What you can see, you can change.
Where You Can Start
You don’t need to build an entire AI second brain at once. Start with one pain point.
Ask yourself three questions:
- What do I repeat every day?
- What information do I spend the most time finding?
- What do I most often “forget”?
The answer is your starting point.
If email is painful — automate email first. If goal tracking — build a tracking system. If notes are unfindable — start a knowledge base in Obsidian.
You don’t need to do everything. Get one thing running smoothly, then add the next.
| Purpose | Beginner | Advanced |
|---|---|---|
| AI notes / second brain | Obsidian | Obsidian + Claude Code |
| AI automation | Zapier / Make | Claude Code + Skills |
| AI assistant (desktop) | ChatGPT | Claude Code |
| AI assistant (mobile) | ChatGPT App | OpenClaw + Telegram |
| Goal management | Notion + manual tracking | 12 Week Year + Claude Code |
The beginner column, you can figure out on your own. The advanced column — the barrier isn’t coding. Claude Code operates with natural language.

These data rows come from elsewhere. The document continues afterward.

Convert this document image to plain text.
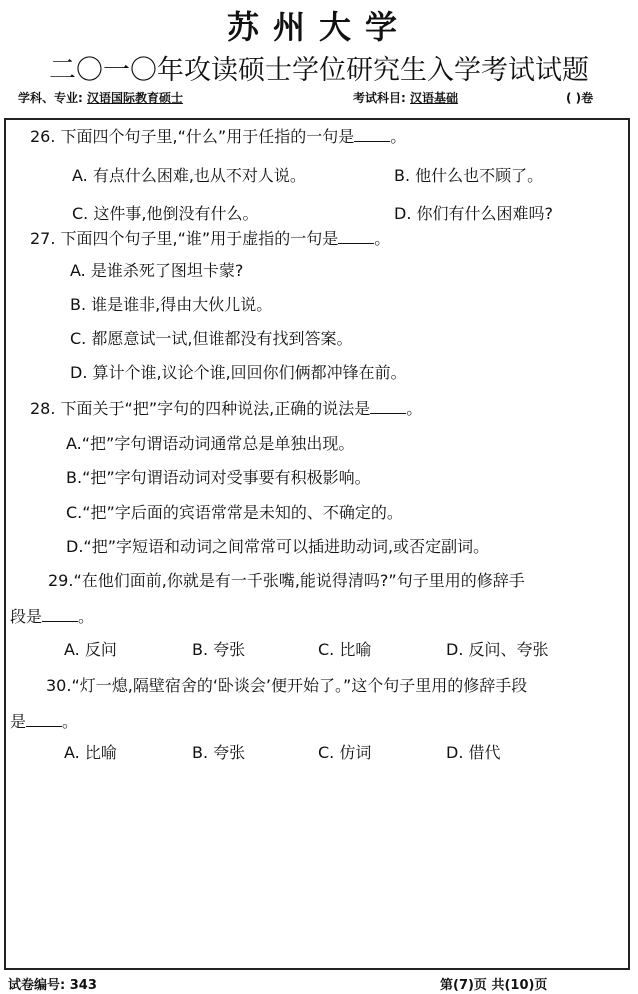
苏州大学
二〇一〇年攻读硕士学位研究生入学考试试题
学科、专业: 汉语国际教育硕士	考试科目: 汉语基础	( )卷
26. 下面四个句子里,“什么”用于任指的一句是 。
A. 有点什么困难,也从不对人说。	B. 他什么也不顾了。
C. 这件事,他倒没有什么。	D. 你们有什么困难吗?
27. 下面四个句子里,“谁”用于虚指的一句是 。
A. 是谁杀死了图坦卡蒙?
B. 谁是谁非,得由大伙儿说。
C. 都愿意试一试,但谁都没有找到答案。
D. 算计个谁,议论个谁,回回你们俩都冲锋在前。
28. 下面关于“把”字句的四种说法,正确的说法是 。
A.“把”字句谓语动词通常总是单独出现。
B.“把”字句谓语动词对受事要有积极影响。
C.“把”字后面的宾语常常是未知的、不确定的。
D.“把”字短语和动词之间常常可以插进助动词,或否定副词。
29.“在他们面前,你就是有一千张嘴,能说得清吗?”句子里用的修辞手
段是 。
A. 反问	B. 夸张	C. 比喻	D. 反问、夸张
30.“灯一熄,隔壁宿舍的‘卧谈会’便开始了。”这个句子里用的修辞手段
是 。
A. 比喻	B. 夸张	C. 仿词	D. 借代
试卷编号: 343	第(7)页 共(10)页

The real barrier is system design: which steps to automate, which to leave for human judgment, how data should flow between tools, and how to orchestrate Claude to connect each piece. This requires some software engineering thinking — knowing the tools isn’t enough. I spent three months iterating, and most of that time wasn’t spent talking to AI. It was spent thinking “should this step be automated or not?”
Almost every item in the advanced column involves Claude Code. This isn’t a sponsored post — it’s just the tool that can directly read and write local files, which makes it the core of the entire system. But this table is temporary. Maybe one day Claude ships a mobile feature and I’ll replace OpenClaw — after all, every OpenClaw conversation burns API tokens while Claude Code’s subscription is all-you-can-eat. Tools keep changing. Principles don’t.
Seeing Yourself
New Year goals fail every year. Not because of laziness.
Because you can’t see yourself.
Can’t see where you are, where you’re going, or how far you have left.
AI let me build a system that’s truly mine. Not a purchased app, not someone else’s template. Built from my own needs, my own habits, one piece at a time.
Before, we were shaped by tools. Whatever app we used, we were limited by its logic.
Now, we can shape our own tools.
And finally, see ourselves.
Enjoyed this? Connect with me on LinkedIn — I’m always happy to chat about AI, systems, and building things solo.
Last updated: March 9, 2026
FAQ
- Do I need to know how to code to build this system?
- No. I use Claude Code, which you operate with natural language — just tell it what you want done. What you actually need is to think through your workflow: which steps can be automated, which data to track, and where the boundaries are.
- How long did it take to build?
- The core structure took about two weeks, but the system grew organically. I use it daily, tweak it daily, and it's been through dozens of iterations. Start with one pain point — don't try to build everything at once.
- What tools does it use?
- The core is Claude Code (AI assistant) + Obsidian (knowledge base), plus Google Calendar, Google Tasks, and other existing tools. On mobile, I use OpenClaw (a Telegram AI assistant I built). The point isn't the tools — it's making data flow between them automatically.
- How much does it cost?
- Claude subscription (Pro at $20/month gets you Claude Code, heavy usage can upgrade to Max at $100/month), Obsidian (free), plus speech-to-text at about $5/month. OpenClaw has API token costs, currently covered by Azure sponsorship credits. Typical usage runs about $25/month.